As I watch Alina and her little girl run around the kitchen, play games, and go to the park for walks, I can’t see even a hint of this laziness that she speaks of. She seems like every caring mother I’ve ever seen. No different from those that are hosting their own pregnancy. I don’t see any of the darkness that “womb for hire” campaigns speak of.
The selection process for possible mothers for surrogacy Ukraine is shockingly difficult and thorough. I spoke to one of the doctors at a top listed clinic that provides surrogacy Ukraine with services. The doctor preferred to remain anonymous in order to protect their own privacy and the privacy of their patients.
So what is the selection process like to be eligible as a surrogate mother?
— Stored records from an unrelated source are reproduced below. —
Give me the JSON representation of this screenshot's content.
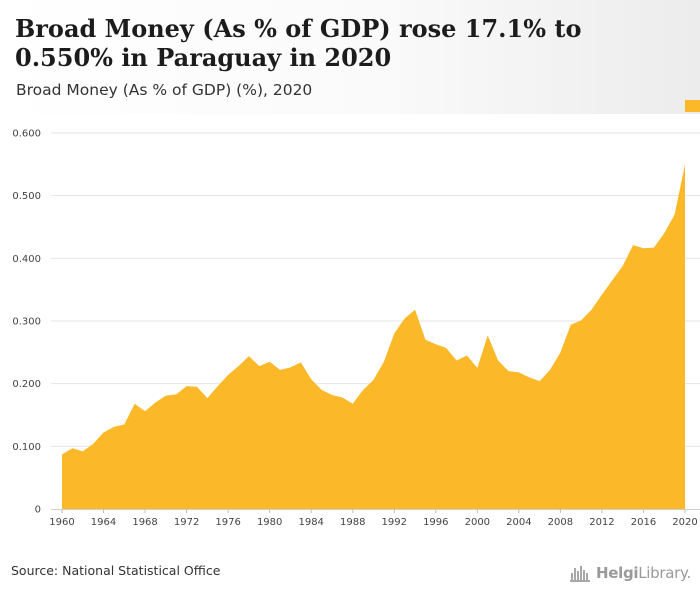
{
  "header": {
    "title": "Broad Money (As % of GDP) rose 17.1% to 0.550% in Paraguay in 2020",
    "subtitle": "Broad Money (As % of GDP) (%), 2020"
  },
  "footer": {
    "source": "Source: National Statistical Office",
    "logo_text_bold": "Helgi",
    "logo_text_rest": "Library."
  },
  "colors": {
    "area_fill": "#fbb829",
    "grid": "#e4e4e4"
  },
  "chart_data": {
    "type": "area",
    "title": "Broad Money (As % of GDP) rose 17.1% to 0.550% in Paraguay in 2020",
    "subtitle": "Broad Money (As % of GDP) (%), 2020",
    "xlabel": "",
    "ylabel": "",
    "xlim": [
      1960,
      2020
    ],
    "ylim": [
      0,
      0.6
    ],
    "y_ticks": [
      0,
      0.1,
      0.2,
      0.3,
      0.4,
      0.5,
      0.6
    ],
    "y_tick_labels": [
      "0",
      "0.100",
      "0.200",
      "0.300",
      "0.400",
      "0.500",
      "0.600"
    ],
    "x_ticks": [
      1960,
      1964,
      1968,
      1972,
      1976,
      1980,
      1984,
      1988,
      1992,
      1996,
      2000,
      2004,
      2008,
      2012,
      2016,
      2020
    ],
    "grid": true,
    "legend": "none",
    "series": [
      {
        "x": [
          1960,
          1961,
          1962,
          1963,
          1964,
          1965,
          1966,
          1967,
          1968,
          1969,
          1970,
          1971,
          1972,
          1973,
          1974,
          1975,
          1976,
          1977,
          1978,
          1979,
          1980,
          1981,
          1982,
          1983,
          1984,
          1985,
          1986,
          1987,
          1988,
          1989,
          1990,
          1991,
          1992,
          1993,
          1994,
          1995,
          1996,
          1997,
          1998,
          1999,
          2000,
          2001,
          2002,
          2003,
          2004,
          2005,
          2006,
          2007,
          2008,
          2009,
          2010,
          2011,
          2012,
          2013,
          2014,
          2015,
          2016,
          2017,
          2018,
          2019,
          2020
        ],
        "values": [
          0.087,
          0.097,
          0.092,
          0.104,
          0.122,
          0.131,
          0.135,
          0.168,
          0.156,
          0.17,
          0.181,
          0.183,
          0.196,
          0.195,
          0.177,
          0.196,
          0.214,
          0.228,
          0.244,
          0.228,
          0.235,
          0.222,
          0.226,
          0.234,
          0.207,
          0.19,
          0.182,
          0.178,
          0.168,
          0.19,
          0.206,
          0.235,
          0.28,
          0.304,
          0.318,
          0.27,
          0.263,
          0.257,
          0.237,
          0.245,
          0.225,
          0.277,
          0.237,
          0.22,
          0.218,
          0.21,
          0.204,
          0.222,
          0.25,
          0.294,
          0.301,
          0.318,
          0.342,
          0.365,
          0.388,
          0.421,
          0.416,
          0.417,
          0.44,
          0.47,
          0.55
        ]
      }
    ]
  }
}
Doctor: There are many physical and mental health checks that a potential surrogate mother must go through. They are expected to be in top mental and physical condition. They cannot have any errant health problems. They must have already had at least one child of their own. This shows that the woman in question is capable of carrying a pregnancy to term with little or no problem. There is also the psychological belief, that if a women has a child of her own, she will be less inclined to experience postpartum depression with the surrogate child.
Are these health checks on going throughout the surrogacy process?
Doctor: Yes. Once a potential surrogacy Ukraine candidate passes all of the initial health exams, they are then matched with suitable intended parents. This is not generally an easy process, as we like the goals and general morals of the surrogate mother to closely match or mirror those of the intended parents. There is usually some group counselling with all parties involved after an initial decision is made. If that goes well, and the surrogate meets the needs of the intending parents, they are impregnated with IVF. When the pregnancy is secured, the surrogate mother then returns to our clinic on a weekly basis to have general health and wellbeing checks performed. Our surrogate mothers get far more intensive care than most pregnant women do.
Do you think surrogacy Ukraine takes advantage of poor women with limited options?
Doctor: No. No, absolutely not, I actually feel like the laws regarding who can be a potential surrogate completely negate that as a possibility. You must be in good health, with proper nourishment and a healthy and calm home environment to be able to even apply. Surrogacy Ukraine is very selective when it comes to who it allows to be a surrogate mother. I think it is these laws and their nature that has seen such an increase in intended parents coming to Ukraine in search of a surrogate.
While surrogacy remains a contentious concept and laws concerning it differ greatly by the country a person resides in, it seems like the laws regarding surrogacy Ukraine are progressive and protective to say the least. Many people will still happily point out that there is a “black market” for surrogacy that can wind up taking advantage of needy woman, that black market exists just about anywhere- from stolen goods to organs. If intended parents take the time to find a reputable agency, and do their research along the way, surrogacy Ukraine can offer both the intended parents and the surrogate mother the gift of life.